Slate’s biggest mistakes, Tech division

Wednesday, June 21st, 2006

Since everyone else at Slate is navel-gazing this week, I might as well throw in my two cents and three bullet points. Here are the biggest goofs I think Slate has made in either tech coverage or use of technology during my four years writing for them.

  • Rejecting my pitch to prove whether or not Salam Pax was blogging from Iraq on the day US attacks began. “We just did a piece about him,” the usually scoop-sharp Chris Suellentrop shrugged. So I blogged what I had instead, and print/radio/TV journalists from all over pounced on me as a source. Still, only 75,000 people have read that blog post to this day. As a Slate story, it would have reached at least ten times as many people while the bombs were still falling. It would’ve gotten a lot more pickup from network news than my blog post did. And with Chris editing, it would’ve been better.
  • Not posting a simple one-page stock answer about Slate’s editorial relationship with Microsoft—particularly for articles about tech and business—through 2005. Perhaps something akin to the one-page disclaimer Henry Blodget posted and I can’t find right now. It wouldn’t have stopped the most unfounded baloney (”See, Gates ordered Slate to publish an article touting Firefox at exactly the right moment…”) but it would have put the minds of more rational tech readers at ease. The parenthetical, pro forma “Microsoft owns Slate” disclaimers didn’t tell them anything they didn’t know already. What they needed was a counterpoint to their personal experiences in the tech biz, where modifying your product or your message to meet financial interests, instead of what you think is right, is standard procedure. I was once told to reverse-engineer incorrect behavior into my software to make it “bug-compatible” with the industry leader. So of course tech people were going to consider it plausible that someone at Microsoft got to take a red pen to Slate articles. A concise but unambiguous “No one at Microsoft dictates, edits, approves or redacts a word of what we write about their Swiss-cheese software or its over-evangelized competitors” would’ve probably sufficed to put tech readers at ease.
  • Slate’s RSS feed doesn’t do enough to get link-happy bloggers trolling it for material. I’ve forwarded all reader mail I’ve gotten on the topic, which boils down to two feature requests:
    • Include more of the story text; the headlines and decks don’t tell enough to decide if it’s worth a click.
    • Create per-author and per-section feeds.

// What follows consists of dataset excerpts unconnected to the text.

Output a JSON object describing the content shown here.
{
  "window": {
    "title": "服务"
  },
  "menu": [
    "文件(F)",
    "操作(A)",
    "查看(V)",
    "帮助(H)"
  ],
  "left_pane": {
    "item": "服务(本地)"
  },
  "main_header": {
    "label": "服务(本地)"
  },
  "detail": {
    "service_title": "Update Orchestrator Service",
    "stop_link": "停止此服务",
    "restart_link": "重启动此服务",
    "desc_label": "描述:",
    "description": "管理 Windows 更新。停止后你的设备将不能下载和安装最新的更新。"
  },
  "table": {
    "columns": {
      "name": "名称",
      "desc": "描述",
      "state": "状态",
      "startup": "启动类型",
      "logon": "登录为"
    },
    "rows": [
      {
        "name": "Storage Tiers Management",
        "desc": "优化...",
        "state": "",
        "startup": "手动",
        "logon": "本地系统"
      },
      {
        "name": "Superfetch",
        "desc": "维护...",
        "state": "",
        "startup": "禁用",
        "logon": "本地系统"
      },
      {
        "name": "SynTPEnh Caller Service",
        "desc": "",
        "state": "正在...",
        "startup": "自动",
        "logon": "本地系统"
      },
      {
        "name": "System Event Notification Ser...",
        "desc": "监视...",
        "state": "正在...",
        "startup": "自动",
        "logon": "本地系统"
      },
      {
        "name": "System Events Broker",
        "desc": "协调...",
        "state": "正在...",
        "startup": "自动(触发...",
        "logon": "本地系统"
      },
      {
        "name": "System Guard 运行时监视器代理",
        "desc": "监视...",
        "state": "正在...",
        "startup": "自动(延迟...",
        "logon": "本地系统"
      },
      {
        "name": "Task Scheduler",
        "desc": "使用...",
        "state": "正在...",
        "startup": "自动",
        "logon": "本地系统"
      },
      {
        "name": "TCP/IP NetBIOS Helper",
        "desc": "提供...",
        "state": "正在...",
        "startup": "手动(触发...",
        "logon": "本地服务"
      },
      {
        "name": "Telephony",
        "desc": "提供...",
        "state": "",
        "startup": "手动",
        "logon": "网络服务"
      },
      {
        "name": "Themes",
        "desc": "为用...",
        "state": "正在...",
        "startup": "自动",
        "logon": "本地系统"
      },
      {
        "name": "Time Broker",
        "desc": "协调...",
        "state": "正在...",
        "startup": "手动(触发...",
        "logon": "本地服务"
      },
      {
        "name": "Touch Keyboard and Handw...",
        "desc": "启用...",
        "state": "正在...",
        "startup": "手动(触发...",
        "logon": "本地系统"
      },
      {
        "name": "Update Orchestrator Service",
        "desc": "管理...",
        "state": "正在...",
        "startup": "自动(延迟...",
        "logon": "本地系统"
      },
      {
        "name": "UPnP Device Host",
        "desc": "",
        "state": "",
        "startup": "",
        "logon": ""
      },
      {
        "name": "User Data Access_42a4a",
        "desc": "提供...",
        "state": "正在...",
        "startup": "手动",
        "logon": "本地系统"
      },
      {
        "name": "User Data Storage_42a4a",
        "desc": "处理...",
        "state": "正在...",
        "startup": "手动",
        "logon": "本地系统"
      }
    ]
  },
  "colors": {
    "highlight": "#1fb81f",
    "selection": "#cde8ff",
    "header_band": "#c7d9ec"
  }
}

If this were a Slate article I’d need a clever kicker here. But it’s not.

One more thing: We were kidding about Newsmashing, “the new technique that will change blogging forever.” More people than I expected took every word of that piece completely seriously. Lesson learned: Leave satire to The Onion. Still, marking up my editor was fun.

Good thing he didn’t say anything bad about Macs

Wednesday, June 21st, 2006

Dallas Mavericks owner Mark Cuban: “i have gotten more than 12,000 emails in the last week and probably 80pct have questioned some level of honesty.”